The parity law applies only to public and private employer-based plans from companies with 50 or more employees; it also applies to Medicaid managed-care plans, but the interim final rule doesn’t cover Medicaid. Regulations for Medicaid parity will be issued later, according to HHS.

Enforcement of the law will fall primarily on states, which regulate insurance plans, but both HHS and the Department of Labor have established compliance hotlines.

Law to Affect More than 100 Million Americans

Administration officials estimate than 150 million Americans are covered by employer-provided health plans, 90 percent or more of which currently include addiction and mental-health benefits and thus would be subject to the Wellstone law. Speaking on background, an administration officials said there was “no evidence of companies dropping their benefits in any significant way attributable to parity.”
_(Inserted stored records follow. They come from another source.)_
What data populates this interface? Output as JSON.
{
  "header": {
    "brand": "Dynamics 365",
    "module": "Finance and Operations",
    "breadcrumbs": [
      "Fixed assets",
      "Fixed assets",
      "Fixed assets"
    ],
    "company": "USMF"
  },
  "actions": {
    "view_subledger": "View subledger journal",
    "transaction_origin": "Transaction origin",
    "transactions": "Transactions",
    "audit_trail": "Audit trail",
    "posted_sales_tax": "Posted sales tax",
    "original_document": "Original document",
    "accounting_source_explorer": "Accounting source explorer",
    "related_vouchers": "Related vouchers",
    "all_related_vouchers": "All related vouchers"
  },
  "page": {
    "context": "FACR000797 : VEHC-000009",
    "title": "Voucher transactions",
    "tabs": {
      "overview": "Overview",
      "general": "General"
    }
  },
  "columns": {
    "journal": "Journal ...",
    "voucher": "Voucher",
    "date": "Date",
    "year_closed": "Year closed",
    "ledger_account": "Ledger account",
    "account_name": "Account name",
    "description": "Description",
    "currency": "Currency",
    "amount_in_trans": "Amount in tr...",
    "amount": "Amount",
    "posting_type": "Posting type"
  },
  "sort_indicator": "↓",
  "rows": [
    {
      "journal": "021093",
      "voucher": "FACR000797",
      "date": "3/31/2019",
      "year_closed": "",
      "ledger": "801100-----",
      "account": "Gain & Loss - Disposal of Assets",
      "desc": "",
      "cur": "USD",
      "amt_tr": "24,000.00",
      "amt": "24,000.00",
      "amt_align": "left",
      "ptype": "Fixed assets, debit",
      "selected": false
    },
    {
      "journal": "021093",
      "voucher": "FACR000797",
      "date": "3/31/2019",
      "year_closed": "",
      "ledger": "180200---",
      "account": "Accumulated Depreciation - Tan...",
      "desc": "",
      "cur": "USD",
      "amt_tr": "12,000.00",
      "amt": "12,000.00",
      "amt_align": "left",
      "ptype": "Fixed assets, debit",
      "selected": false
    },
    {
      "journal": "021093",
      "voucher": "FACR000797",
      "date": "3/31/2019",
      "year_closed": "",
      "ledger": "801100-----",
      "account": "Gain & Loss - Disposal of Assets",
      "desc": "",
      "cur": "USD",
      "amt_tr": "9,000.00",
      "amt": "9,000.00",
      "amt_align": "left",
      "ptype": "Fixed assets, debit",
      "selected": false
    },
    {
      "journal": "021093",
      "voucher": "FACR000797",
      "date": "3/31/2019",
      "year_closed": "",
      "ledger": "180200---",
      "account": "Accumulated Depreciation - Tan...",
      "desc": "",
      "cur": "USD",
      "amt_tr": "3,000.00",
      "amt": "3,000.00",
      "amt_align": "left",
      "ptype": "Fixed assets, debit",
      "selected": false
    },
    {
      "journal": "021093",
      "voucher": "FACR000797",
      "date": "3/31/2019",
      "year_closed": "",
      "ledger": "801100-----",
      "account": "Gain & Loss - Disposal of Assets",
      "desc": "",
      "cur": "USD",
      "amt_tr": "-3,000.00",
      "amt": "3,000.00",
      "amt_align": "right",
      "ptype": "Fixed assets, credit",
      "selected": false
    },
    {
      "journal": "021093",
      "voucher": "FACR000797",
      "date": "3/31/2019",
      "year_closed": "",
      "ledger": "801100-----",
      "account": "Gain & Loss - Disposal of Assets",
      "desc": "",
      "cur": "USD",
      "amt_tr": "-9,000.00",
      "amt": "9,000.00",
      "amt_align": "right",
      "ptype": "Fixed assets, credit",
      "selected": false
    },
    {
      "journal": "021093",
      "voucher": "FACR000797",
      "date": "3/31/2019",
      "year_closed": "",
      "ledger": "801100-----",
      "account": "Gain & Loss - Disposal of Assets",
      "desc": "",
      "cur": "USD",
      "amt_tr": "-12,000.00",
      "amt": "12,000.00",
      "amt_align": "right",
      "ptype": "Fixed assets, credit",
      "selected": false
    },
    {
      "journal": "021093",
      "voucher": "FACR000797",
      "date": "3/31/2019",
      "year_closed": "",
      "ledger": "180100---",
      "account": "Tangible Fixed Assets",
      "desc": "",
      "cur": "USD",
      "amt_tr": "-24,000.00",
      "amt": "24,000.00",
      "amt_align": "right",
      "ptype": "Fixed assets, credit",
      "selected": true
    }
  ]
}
Under the law (and the interim final rule), all health plans must implement the parity rules. However, they may subsequently opt out if they can prove that parity caused their costs to rise by 2 percent or more in the first year or 1 percent or more in subsequent years. Non-federal government plans also have the ability to opt out of the law.

Rules for determining these exemptions have not been released yet; the Congressional Budget Office estimated that parity would result in a cost increase of .2 to .4 of one percent for health plans.

More than 400 comments on parity were reviewed as part of the rulemaking process. The interim final rule will be published in the Federal Register on Feb. 2, after which consumers, insurers, providers and other interested parties will have 90 days to comment on unresolved issues surrounding non-quantitative treatment limits, drug formularies, the scope of benefits, and more. Deadline for comments is May 3.